Au retour de Carolles et de sa falaise (comme Paimpol et sa paimpolaise), un paysage paradoxal, instant géologique évoquant à la fois un avant-monde et son devenir proche (le compte à rebours est en cours et le sable du sablier est épuisable, comme on sait),

, l’orage, sa rouspétance.

Les femmes du Faou étaient terrorisées par l’orage. Plus que par Dieu lui-même, plus peut-être que par l’idée de la mort, du moins en apparence. Chez grand-mère, dès le premier coup de tonnerre, avant même que de grosses gouttes éparses éclatent de-ci de-là, avant la bourrasque tonitruante, il fallait en courant fermer volets et fenêtres, s’éloigner de la cheminée et du poste de radio ou du meuble de télévision puis, au milieu du mobilier, s’immobiliser. Si nous n’avions pas été là, à l’évidence grand-mère se serait recroquevillée derrière la porte du cagibi sous l’escalier.

Lorsque l’électricité se coupait après l’éclair (« la foudre a dû tomber sur le transformateur de Ty Jopic ! ») il fallait alors allumer les bougies, et nos silhouettes, et les objets du quotidien, s’animaient en d’effrayantes déformations tremblotant sur le papier peint et les murs chaulés.

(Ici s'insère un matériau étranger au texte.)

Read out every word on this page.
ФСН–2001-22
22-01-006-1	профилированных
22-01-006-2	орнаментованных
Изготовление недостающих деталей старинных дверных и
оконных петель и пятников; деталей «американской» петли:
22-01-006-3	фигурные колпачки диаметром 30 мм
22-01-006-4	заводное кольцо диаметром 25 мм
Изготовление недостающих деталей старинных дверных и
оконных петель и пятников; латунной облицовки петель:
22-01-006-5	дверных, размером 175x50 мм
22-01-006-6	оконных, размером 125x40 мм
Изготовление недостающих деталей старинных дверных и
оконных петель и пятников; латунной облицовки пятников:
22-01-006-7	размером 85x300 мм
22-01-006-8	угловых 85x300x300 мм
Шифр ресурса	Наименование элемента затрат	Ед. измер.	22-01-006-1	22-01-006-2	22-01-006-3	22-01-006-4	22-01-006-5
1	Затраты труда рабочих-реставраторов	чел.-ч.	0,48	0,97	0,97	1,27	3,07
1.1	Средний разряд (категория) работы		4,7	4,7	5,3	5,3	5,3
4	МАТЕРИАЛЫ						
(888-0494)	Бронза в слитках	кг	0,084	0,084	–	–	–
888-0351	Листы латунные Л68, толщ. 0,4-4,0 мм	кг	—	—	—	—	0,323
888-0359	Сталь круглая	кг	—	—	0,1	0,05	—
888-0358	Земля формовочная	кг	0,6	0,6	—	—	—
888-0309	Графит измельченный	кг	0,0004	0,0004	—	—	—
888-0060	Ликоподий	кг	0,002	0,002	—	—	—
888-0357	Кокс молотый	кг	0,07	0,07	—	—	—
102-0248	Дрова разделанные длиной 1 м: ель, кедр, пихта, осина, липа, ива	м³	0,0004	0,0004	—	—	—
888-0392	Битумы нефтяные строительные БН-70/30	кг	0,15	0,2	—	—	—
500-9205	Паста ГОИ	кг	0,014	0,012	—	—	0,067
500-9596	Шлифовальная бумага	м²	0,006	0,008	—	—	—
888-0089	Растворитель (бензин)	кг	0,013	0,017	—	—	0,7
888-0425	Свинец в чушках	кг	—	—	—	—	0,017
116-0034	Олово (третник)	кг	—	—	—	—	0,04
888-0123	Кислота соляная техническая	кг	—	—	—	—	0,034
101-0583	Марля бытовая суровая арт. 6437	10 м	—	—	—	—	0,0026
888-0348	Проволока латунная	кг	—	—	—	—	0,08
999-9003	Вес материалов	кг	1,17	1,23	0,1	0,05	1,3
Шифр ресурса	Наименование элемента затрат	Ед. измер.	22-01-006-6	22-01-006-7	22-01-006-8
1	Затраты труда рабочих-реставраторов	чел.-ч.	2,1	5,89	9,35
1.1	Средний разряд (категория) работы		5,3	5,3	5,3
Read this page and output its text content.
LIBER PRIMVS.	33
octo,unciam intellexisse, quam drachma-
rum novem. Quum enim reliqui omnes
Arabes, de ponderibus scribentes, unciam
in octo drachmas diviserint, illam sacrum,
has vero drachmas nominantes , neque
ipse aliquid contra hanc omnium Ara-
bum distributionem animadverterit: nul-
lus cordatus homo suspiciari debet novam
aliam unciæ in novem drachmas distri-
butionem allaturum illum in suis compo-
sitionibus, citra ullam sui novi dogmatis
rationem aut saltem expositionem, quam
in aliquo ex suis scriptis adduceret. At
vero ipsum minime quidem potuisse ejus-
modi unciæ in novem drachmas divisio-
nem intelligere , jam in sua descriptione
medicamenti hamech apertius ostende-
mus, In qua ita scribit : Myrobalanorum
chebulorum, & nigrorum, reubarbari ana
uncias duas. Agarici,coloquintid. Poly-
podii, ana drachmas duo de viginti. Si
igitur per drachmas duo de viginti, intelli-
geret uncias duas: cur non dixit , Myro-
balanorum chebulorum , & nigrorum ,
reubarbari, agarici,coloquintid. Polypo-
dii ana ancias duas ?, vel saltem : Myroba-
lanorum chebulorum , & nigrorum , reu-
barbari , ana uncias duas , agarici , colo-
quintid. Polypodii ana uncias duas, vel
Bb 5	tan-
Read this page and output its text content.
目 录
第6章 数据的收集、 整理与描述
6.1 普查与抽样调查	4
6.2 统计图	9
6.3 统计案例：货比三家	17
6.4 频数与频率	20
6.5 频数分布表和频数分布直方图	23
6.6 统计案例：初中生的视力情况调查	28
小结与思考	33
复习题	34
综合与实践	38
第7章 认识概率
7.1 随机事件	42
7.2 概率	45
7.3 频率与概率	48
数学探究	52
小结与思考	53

Ces craintes hélas n’existent plus. Désormais, quand la lumière vient à manquer, une batterie de lampes électriques pourvoit au quotidien. Les bêtes sacrées – plumes, poils, cornes, danses, mouvements – peintes avec les doigts sur les murs de la caverne ne font plus peur à personne. Ça parle d’autre chose.

Pour les plus fragiles, les gueules cassées, les souffreteux, les cacochymes, les débiles ou les moins civilisés d’entre nous, on en est quitte pour une peur bleue. Et d’autres bêtes, d’autres cornes, de s’inquiéter doucement sur le haut du talus.